Manage according to vulval biopsy results

  • Vulval cancer: the patient will usually be managed in a Gynaecological Oncology centre
  • Lichen sclerosus: manage with topical corticosteroids (click here). Place a recall for annual review, and advise patients to return for examination if there are any changes in symptoms or to the feel/appearance of the lesion arise within the year. Consider referral for an additional biopsy if there is inadequate response to treatment. Long-term or indefinite follow-up is required.
  • Paget disease of the vulva: investigate for co-existing malignancies, e.g. at the rectum, bladder, urethra, cervix. Patients will usually require treatment, e.g. surgery, imiquimod cream (unapproved indication), to reduce the risk of progression to invasive adenocarcinoma. Long-term follow-up is recommended.

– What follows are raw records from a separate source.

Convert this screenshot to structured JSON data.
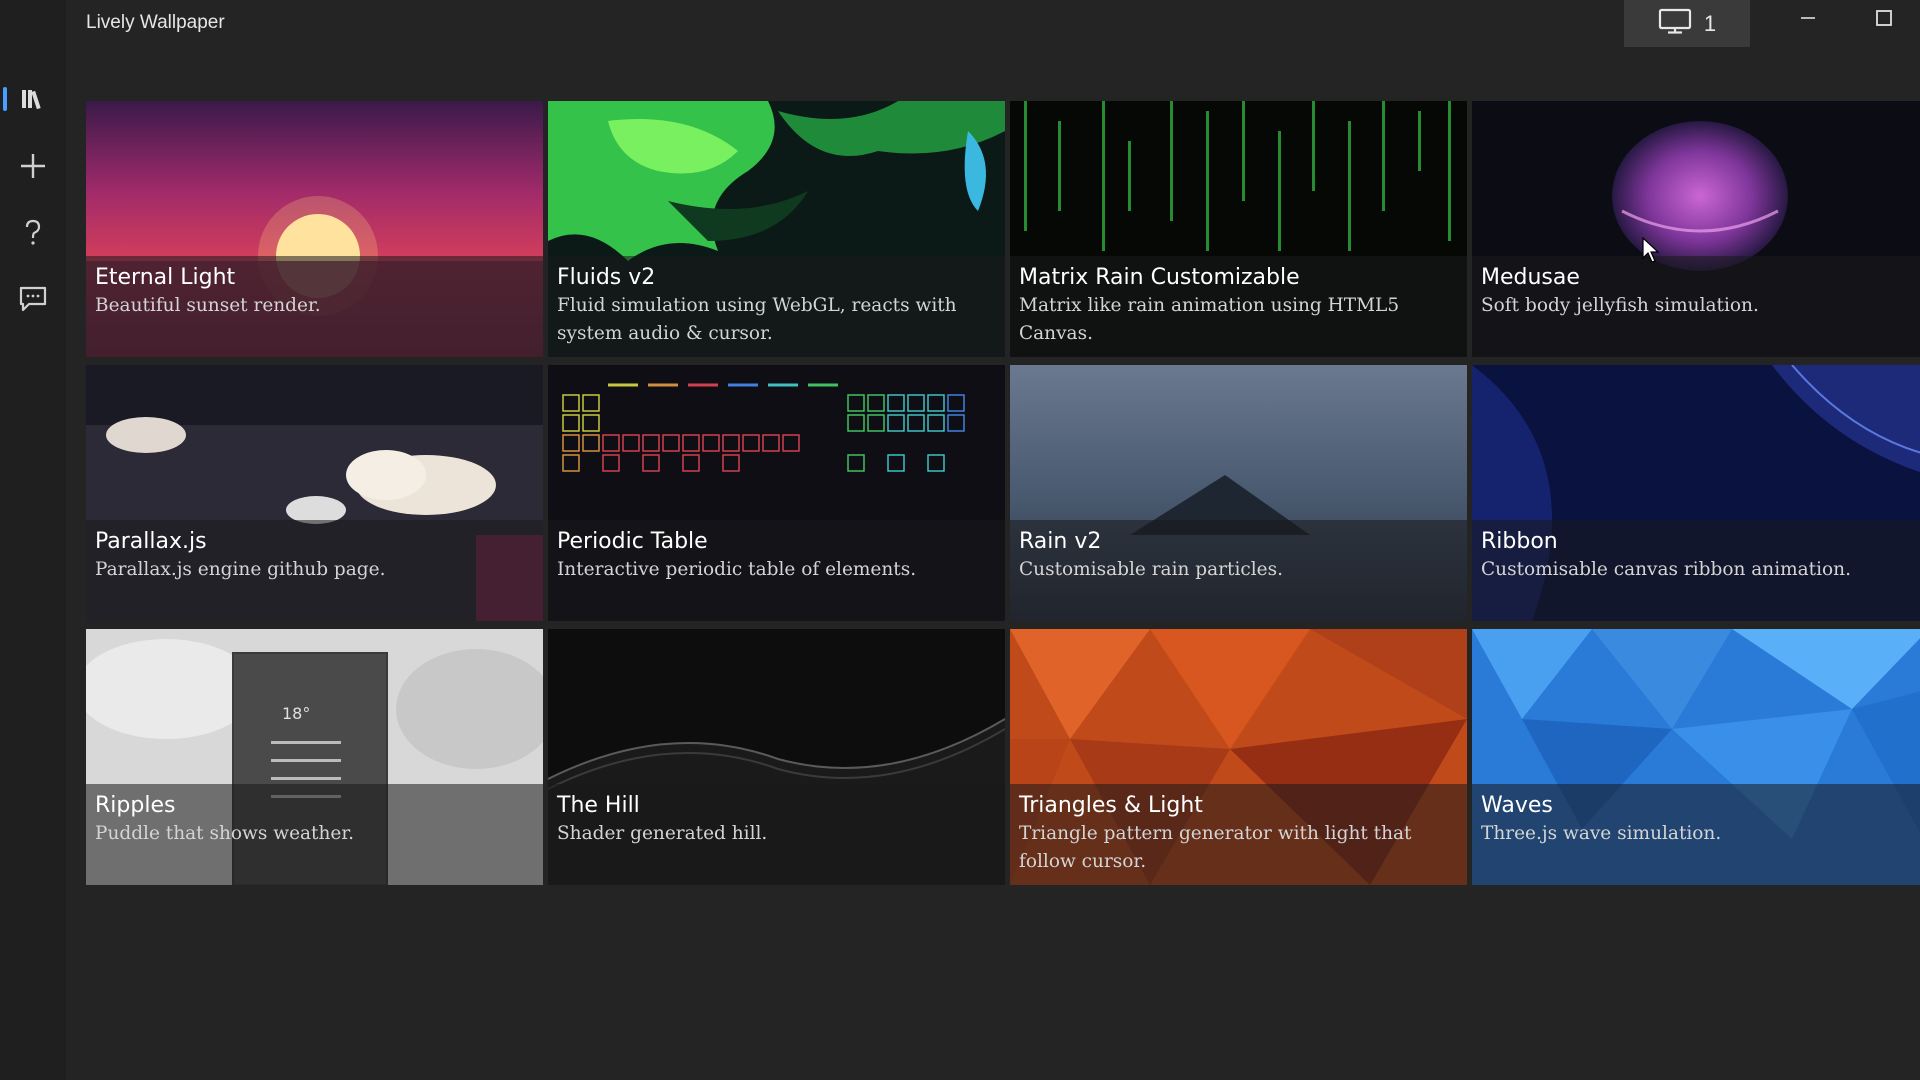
{
  "app": {
    "title": "Lively Wallpaper",
    "monitor_count": "1"
  },
  "sidebar": {
    "items": [
      {
        "name": "library",
        "icon": "library-icon"
      },
      {
        "name": "add",
        "icon": "plus-icon"
      },
      {
        "name": "help",
        "icon": "question-icon"
      },
      {
        "name": "feedback",
        "icon": "feedback-icon"
      }
    ]
  },
  "wallpapers": [
    {
      "title": "Eternal Light",
      "desc": "Beautiful sunset render."
    },
    {
      "title": "Fluids v2",
      "desc": "Fluid simulation using WebGL, reacts with system audio & cursor."
    },
    {
      "title": "Matrix Rain Customizable",
      "desc": "Matrix like rain animation using HTML5 Canvas."
    },
    {
      "title": "Medusae",
      "desc": "Soft body jellyfish simulation."
    },
    {
      "title": "Parallax.js",
      "desc": "Parallax.js engine github page."
    },
    {
      "title": "Periodic Table",
      "desc": "Interactive periodic table of elements."
    },
    {
      "title": "Rain v2",
      "desc": "Customisable rain particles."
    },
    {
      "title": "Ribbon",
      "desc": "Customisable canvas ribbon animation."
    },
    {
      "title": "Ripples",
      "desc": "Puddle that shows weather."
    },
    {
      "title": "The Hill",
      "desc": "Shader generated hill."
    },
    {
      "title": "Triangles & Light",
      "desc": "Triangle pattern generator with light that follow cursor."
    },
    {
      "title": "Waves",
      "desc": "Three.js wave simulation."
    }
  ],
  "ripples_thumb": {
    "temp": "18°"
  },
  "colors": {
    "accent": "#2e76c9",
    "background": "#242424",
    "sidebar": "#1f1f1f"
  }
}
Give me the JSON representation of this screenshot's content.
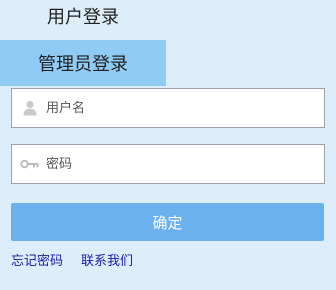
{
  "tabs": {
    "user_login": "用户登录",
    "admin_login": "管理员登录",
    "active": "admin_login"
  },
  "form": {
    "username": {
      "icon": "user-icon",
      "placeholder": "用户名",
      "value": ""
    },
    "password": {
      "icon": "key-icon",
      "placeholder": "密码",
      "value": ""
    },
    "submit_label": "确定"
  },
  "links": {
    "forgot_password": "忘记密码",
    "contact_us": "联系我们"
  },
  "colors": {
    "page_background": "#ddeefa",
    "active_tab": "#8fcbf3",
    "submit_button": "#6ab1ee",
    "link": "#1a1aa6"
  }
}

  • Low-grade squamous intraepithelial lesion (LSIL): consider periodic follow-up until the lesion resolves
  • Differentiated VIN: the patient will usually undergo surgical resection in secondary care. Treat any underlying lichen sclerosus with ultrapotent topical corticosteroids to reduce the risk of patients developing recurrence of differentiated VIN and subsequent vulval squamous cell carcinoma.
    • European guidelines recommend ongoing follow-up at least every six months, depending on the severity of any associated lichen sclerosus
  • HSIL: the patient will usually undergo surgical resection in secondary care. Topical application of imiquimod cream (unapproved indication) is a non-surgical treatment option.
    • Vulval HSIL often co-exists with other HPV-dependent cancers or pre-cancerous lesions. As the incidence of anal cancer is higher in people with a history of pre-cancerous vulval lesions or vulval cancer, consider investigations for anal cancer, e.g. digital anorectal examination, anal cytology, as indicated.
    • There are no New Zealand-specific cervical screening recommendations for people treated for vulval HSIL; international guidelines recommend annual cervical screening. In practice, decisions about cervical screening for people with a history of vulval HSIL will be made on a case-by-case basis in conjunction with a gynaecologist.